Most people never think about getting arrested. Most never are. So most never think about the need for a criminal defense attorney until they get caught up in something beyond their control, such as a seemingly simple arrest for DUI, Assault-Domestic Violence, or other criminal charge.
But it’s something you should think about, so you know what to do when facing arrest.
And the first thing you absolutely must do – the very first thing, before making a phone call, posting bond, hiring a criminal defense attorney and going to court – is the simplest thing, yet the one thing most people fail to do: Shut up.
Yep. Politely Clam up. Zip it. Silence it. Do not say anything – except ask for an attorney. And the good news is the jury will never be told that you exercised your right to remain silent and requested an attorney.
But people talk. It’s their nature perhaps. People want to explain themselves, want to justify or excuse their actions, want to apologize or defend themselves.
And police are willing to lead you right along. But you should not fall for it. You are under no obligation to speak with them. You are under no obligation to provide them with evidence against you. You are under no obligation to help them convict you of DUI or any other crime.
The U.S. Constitution says so.
And criminal defense attorneys in every state agree silence is a good idea. A Utah Criminal Defense blog put it this way: “It is important to remind you that under no circumstances should you talk to the police. … Refusing to talk to the police does not mean you’re guilty of anything; in fact, it shows you’re looking out for your best interests.”
While police should respect this, many often do not. And while you may think police must always read us our rights, don’t be so sure. The criminal defense blog, says when, where and how police question you is important to that decision.
“If you … make an unsolicited admission to a crime, you may be stuck with that admission,” it says, before adding that you don’t have to be arrested or even in police custody to assert your right to remain silent. “There are many circumstances … where the police may attempt … to obtain an incriminating statement from you. If you do not fully understand your rights … you may mistakenly seal the prosecution’s case against you.”

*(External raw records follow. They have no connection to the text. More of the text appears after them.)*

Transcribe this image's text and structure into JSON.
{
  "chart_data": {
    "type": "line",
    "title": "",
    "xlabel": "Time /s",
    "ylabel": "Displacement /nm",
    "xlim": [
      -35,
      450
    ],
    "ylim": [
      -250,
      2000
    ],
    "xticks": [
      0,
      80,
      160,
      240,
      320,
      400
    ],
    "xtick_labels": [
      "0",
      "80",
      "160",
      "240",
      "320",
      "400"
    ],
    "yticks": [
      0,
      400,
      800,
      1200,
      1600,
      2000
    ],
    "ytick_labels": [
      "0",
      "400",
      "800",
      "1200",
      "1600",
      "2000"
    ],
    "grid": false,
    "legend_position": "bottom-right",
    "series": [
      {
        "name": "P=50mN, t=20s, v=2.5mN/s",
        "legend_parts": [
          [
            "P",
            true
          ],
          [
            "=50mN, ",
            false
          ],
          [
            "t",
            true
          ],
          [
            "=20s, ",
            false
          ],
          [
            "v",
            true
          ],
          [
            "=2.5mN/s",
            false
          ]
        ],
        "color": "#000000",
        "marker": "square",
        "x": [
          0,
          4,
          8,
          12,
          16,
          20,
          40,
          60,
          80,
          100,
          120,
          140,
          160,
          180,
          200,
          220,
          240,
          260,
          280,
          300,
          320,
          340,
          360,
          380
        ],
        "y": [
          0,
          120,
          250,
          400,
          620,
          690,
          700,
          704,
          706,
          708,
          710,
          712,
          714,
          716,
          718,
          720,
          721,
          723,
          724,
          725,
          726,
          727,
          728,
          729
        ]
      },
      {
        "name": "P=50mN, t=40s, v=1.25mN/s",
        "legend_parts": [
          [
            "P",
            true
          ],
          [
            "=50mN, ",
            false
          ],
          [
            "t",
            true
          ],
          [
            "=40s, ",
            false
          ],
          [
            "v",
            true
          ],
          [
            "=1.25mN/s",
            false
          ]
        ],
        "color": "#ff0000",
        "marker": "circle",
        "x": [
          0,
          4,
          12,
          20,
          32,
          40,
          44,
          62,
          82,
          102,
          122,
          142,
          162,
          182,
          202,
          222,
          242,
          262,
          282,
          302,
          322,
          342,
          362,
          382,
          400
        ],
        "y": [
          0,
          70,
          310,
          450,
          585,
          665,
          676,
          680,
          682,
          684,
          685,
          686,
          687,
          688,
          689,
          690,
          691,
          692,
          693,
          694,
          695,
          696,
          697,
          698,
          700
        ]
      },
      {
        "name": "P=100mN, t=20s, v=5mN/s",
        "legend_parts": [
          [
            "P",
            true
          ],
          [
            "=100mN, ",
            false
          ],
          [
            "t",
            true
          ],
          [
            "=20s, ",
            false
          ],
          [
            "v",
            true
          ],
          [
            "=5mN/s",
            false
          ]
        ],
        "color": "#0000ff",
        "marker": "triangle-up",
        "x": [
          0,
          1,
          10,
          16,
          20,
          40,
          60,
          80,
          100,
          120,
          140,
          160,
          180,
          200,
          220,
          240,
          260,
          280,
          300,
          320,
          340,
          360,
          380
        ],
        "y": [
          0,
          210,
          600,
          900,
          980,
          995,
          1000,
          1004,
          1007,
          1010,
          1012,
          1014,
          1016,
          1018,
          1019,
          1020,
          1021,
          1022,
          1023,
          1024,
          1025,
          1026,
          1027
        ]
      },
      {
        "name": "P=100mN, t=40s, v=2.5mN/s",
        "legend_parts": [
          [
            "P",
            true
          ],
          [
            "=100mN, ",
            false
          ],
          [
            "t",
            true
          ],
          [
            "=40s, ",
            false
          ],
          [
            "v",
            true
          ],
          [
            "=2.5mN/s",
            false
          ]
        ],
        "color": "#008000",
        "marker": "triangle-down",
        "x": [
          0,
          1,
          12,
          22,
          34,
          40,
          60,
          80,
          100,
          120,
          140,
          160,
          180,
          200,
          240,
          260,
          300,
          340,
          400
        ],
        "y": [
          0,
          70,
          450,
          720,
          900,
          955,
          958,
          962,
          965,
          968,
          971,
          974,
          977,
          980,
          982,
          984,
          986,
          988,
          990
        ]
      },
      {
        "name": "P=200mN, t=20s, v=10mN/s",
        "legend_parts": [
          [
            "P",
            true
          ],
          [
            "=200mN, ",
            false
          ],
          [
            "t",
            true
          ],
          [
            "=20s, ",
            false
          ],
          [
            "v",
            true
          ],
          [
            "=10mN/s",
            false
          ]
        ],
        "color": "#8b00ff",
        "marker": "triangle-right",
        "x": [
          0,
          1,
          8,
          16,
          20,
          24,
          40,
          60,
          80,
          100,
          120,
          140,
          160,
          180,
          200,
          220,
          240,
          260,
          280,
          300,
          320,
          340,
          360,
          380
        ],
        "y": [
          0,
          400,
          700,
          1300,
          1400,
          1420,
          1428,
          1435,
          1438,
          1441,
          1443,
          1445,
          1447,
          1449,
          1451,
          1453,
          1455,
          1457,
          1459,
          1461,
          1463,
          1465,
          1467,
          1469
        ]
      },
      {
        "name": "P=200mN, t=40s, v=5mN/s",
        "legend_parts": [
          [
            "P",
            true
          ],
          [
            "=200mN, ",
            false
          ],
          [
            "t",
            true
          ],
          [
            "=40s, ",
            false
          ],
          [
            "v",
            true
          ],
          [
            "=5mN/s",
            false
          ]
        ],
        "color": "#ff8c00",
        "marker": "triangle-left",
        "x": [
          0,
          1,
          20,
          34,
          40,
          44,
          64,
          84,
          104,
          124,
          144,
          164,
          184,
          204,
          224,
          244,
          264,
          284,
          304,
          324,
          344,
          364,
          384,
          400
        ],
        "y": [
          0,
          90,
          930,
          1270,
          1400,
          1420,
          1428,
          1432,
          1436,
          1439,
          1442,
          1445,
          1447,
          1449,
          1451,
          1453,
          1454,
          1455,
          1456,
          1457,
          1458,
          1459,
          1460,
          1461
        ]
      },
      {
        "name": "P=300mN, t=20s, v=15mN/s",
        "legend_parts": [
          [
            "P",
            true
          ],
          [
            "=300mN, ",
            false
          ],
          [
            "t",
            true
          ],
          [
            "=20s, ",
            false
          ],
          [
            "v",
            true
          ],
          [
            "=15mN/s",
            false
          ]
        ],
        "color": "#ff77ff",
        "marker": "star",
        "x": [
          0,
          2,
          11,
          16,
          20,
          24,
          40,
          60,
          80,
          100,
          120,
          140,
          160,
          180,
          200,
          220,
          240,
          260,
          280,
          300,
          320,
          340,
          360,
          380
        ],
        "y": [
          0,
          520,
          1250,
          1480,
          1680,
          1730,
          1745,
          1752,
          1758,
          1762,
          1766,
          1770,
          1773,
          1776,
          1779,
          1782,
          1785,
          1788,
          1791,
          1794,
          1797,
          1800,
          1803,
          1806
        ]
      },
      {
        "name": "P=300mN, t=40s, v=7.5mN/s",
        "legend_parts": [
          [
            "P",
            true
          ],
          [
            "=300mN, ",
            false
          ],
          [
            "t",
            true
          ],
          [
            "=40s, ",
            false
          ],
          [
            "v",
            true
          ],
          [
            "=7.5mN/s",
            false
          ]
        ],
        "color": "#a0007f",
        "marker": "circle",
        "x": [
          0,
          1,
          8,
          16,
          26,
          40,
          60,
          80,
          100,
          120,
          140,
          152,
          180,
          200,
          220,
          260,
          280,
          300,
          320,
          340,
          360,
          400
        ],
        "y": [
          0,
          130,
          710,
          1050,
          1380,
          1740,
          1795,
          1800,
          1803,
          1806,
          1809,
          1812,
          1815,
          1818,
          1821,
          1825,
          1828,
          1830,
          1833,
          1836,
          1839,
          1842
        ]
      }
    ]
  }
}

And according to a criminal defense attorney’s blog from Las Vegas, courts are narrowing the instances in which the warning is required, redefining the definition of custody to the detriment of the accused person. In one case, the U.S. Supreme Court decided that armed police officers did not have to read a prison inmate his rights before questioning him because he was not in their custody. “You would hope that it would be obvious when a person is in ‘custody’ and when they are not. If it is seemingly a very close call … it seems a better policy to require the warning. But this is not the way the Supreme Court views the issue.”